New Restaurant Alert: Uma Uma Ramen at S Maison, Pasay
Plus, there's a secret at the far end of the restaurant.
Uma Uma Ramen
2/F S Maison, Seaside Boulevard corner Coral Way, Mall of Asia Complex, Pasay City
Open daily from 11 a.m. to 10 p.m.
(SPOT.ph) The recently opened Uma Uma Ramen is both old and new. New because it's Manila's first introduction to this ramen house; old because their ramen recipe has been around for more than 60 years.
Uma Uma is a contemporary ramen shop first established in Fukuoka, Japan in 1953. The unique ramen joint-izakaya was originally called "Wu Maru" until Masahiko Teshima took over for his father in 1994. Masahiko renamed it "Uma Uma" and expanded the brand to Singapore, Bangkok, and now—together with Singapore's Iki Concepts—the Philippines.
Uma Uma is proud of the fact that their ramen is MSG-free, the pure umami flavor derived from a no-shortcuts approach. “Our broth is made from pork bones, slow-cooking for 16 to 20 hours over high heat to achieve the distinct and robust flavor infused through hours of cooking,” explains Russell Yu, director of Iki Concepts.
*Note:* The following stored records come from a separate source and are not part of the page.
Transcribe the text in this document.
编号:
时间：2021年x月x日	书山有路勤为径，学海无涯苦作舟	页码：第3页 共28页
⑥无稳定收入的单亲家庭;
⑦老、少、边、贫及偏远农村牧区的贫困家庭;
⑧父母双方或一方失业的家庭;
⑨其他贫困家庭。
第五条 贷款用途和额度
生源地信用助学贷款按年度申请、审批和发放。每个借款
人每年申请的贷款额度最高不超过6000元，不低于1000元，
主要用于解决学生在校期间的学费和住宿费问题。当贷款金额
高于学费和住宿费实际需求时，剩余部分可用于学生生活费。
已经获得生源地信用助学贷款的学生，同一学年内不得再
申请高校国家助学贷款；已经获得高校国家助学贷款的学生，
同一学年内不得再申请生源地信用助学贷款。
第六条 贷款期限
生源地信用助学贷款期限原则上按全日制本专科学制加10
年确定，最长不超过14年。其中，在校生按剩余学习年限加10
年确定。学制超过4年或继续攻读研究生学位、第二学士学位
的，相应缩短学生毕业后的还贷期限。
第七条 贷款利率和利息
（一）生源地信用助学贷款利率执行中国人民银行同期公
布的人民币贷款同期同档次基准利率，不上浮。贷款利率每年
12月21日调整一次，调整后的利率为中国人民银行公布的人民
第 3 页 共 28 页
Ingredients are both local and imported—Uma Uma preferring to put the emphasis on freshness.
The Uma Uma Ramen (P360) is the restaurant's signature dish. It's a combination of charsiu, spring onions, black fungus, spicy miso, and egg. Unlike other Japanese noodle soups, the broth is light and milky, with the flavors subtle but deeply integrated from the hours of cooking.
For those who can’t get enough of fiery food, Uma Uma also offers the Spicy Chasiu Ramen (P360). The spring onions, black fungus, and egg really pop thanks to the barbecued pork cooked in a spicy marinade. If you're into punchy flavors without the slap of heat, it's the Garlic Ramen (P360) you're looking for. Garlic, garlic oil, white onions, and shallots come together to create an intense but not overpowering garlicky masterpiece.
Another one of Uma Uma's signature dishes is the Mazesoba (P360), a dry ramen that was made for the Singapore franchise until it became so famous, they had to bring it to Japan, too. Not quite unlike our pancit, the noodles are tossed with spring onions, bamboo shoots, chili oil, beansprouts, sesame seed, and a perfect onsen egg that doubles as an extra sauce. A secret recipe is used to make the noodles, which take well to the hearty and aromatic tonkotsu stock.
Uma Uma looks like a typical ramen joint upon entry, but your eyes will be drawn towards a billowing curtain at the far end. The high-ceilinged, elegant space complete with lovely lights and a view of the bay is a pleasant surprise. It's the Horse's Mouth, a speakeasy-izakaya by Iki Concepts that specializes in classic cocktails, sake, whisky, and beer. (Happy Hour is from 4 p.m. to 8 p.m. daily).
While cross-ordering between the two establishments is allowed, the Horse's Mouth has its own delectable menu. Guests can enjoy their drinks with the Yaki Chasiu (P160) or pork belly grilled to perfection with just the right amount of char. The Chicken Karaage (P160), a culinary work of art by Chef Nakamura Satoshi, is a once-you-pop-you-can't-stop situation, thanks to the crisp and slightly tart flavor.
The food at Horse's Mouth is so light that you'll probably have room for the One-Bite Gyozas (P140). Fresh and premium wonton wrappers are stuffed with pork and cabbage that are wonderful with the salty dipping sauce.
There’s always something to be said for years of tradition and Uma Uma has that in spades. But we like that, with the Horse's Mouth, they're offering something new, too.